Wir hatten das vergessen. Wir hatten ihn immer so genommen, wie er da heute war – aber wir hatten nicht gesehen oder nicht sehen wollen, dass auch er geworden war. Und wie schwer so etwas ist. Und wie es etwas gibt, das noch schwerer ist: es nämlich zu bewahren. Nach oben zu kommen, ist schon nicht leicht – aber oben zu bleiben! Da gibt es dann vielleicht keine Steigerungen mehr; die Leute gewöhnen sich an das hohe Niveau des Geldes, der Kraft, der Tüchtigkeit – nun wollen sie noch mehr, und wenn sich so einer nicht selbst überholt, dann sagen sie: »Es ist nicht mehr sehr doll mit ihm!« und dann kann es geschehen, dass er abrutscht … Er saß da und ließ sich und mich nichts merken.

Ich aber hatte gemerkt und bat ihm vieles innerlich ab.

Und wenn ich wieder meine Witze über den alten Knaben mache, dann will ich auf einer anderen Flöte pfeifen.
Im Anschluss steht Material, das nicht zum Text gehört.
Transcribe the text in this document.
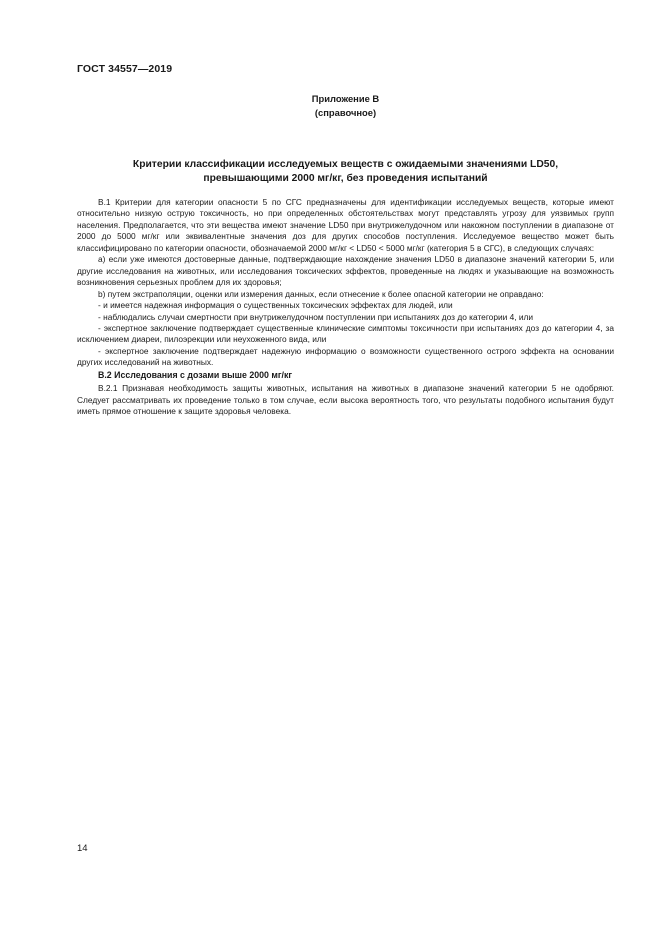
ГОСТ 34557—2019
Приложение В
(справочное)
Критерии классификации исследуемых веществ с ожидаемыми значениями LD50,
превышающими 2000 мг/кг, без проведения испытаний

В.1 Критерии для категории опасности 5 по СГС предназначены для идентификации исследуемых веществ, которые имеют относительно низкую острую токсичность, но при определенных обстоятельствах могут представлять угрозу для уязвимых групп населения. Предполагается, что эти вещества имеют значение LD50 при внутрижелудочном или накожном поступлении в диапазоне от 2000 до 5000 мг/кг или эквивалентные значения доз для других способов поступления. Исследуемое вещество может быть классифицировано по категории опасности, обозначаемой 2000 мг/кг < LD50 < 5000 мг/кг (категория 5 в СГС), в следующих случаях:

а) если уже имеются достоверные данные, подтверждающие нахождение значения LD50 в диапазоне значений категории 5, или другие исследования на животных, или исследования токсических эффектов, проведенные на людях и указывающие на возможность возникновения серьезных проблем для их здоровья;

b) путем экстраполяции, оценки или измерения данных, если отнесение к более опасной категории не оправдано:

- и имеется надежная информация о существенных токсических эффектах для людей, или

- наблюдались случаи смертности при внутрижелудочном поступлении при испытаниях доз до категории 4, или

- экспертное заключение подтверждает существенные клинические симптомы токсичности при испытаниях доз до категории 4, за исключением диареи, пилоэрекции или неухоженного вида, или

- экспертное заключение подтверждает надежную информацию о возможности существенного острого эффекта на основании других исследований на животных.

В.2 Исследования с дозами выше 2000 мг/кг

В.2.1 Признавая необходимость защиты животных, испытания на животных в диапазоне значений категории 5 не одобряют. Следует рассматривать их проведение только в том случае, если высока вероятность того, что результаты подобного испытания будут иметь прямое отношение к защите здоровья человека.

14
Verspotten darf man ihn, aber anders. Mit jenem merkwürdigen Gefühl für den Erfolg nämlich, das Frauen so eigen ist, die gern das Anhängsel lieben, das am Ruhm hängt: den Vater dieses Ruhmes. Es soll vorkommen, dass der Papa kleiner ist als das Kind. Die Frauen aber sind für den Sieger, und wenn sie einmal für den Besiegten sind, dann hat der das Rennen um das Mitleid gemacht.

Man soll sich vor dem Erfolgreichen nicht beugen. Aber verstehen … verstehen darf man ihn schon.

Peter Panter
Vossische Zeitung, 19.02.1929, Nr. 84.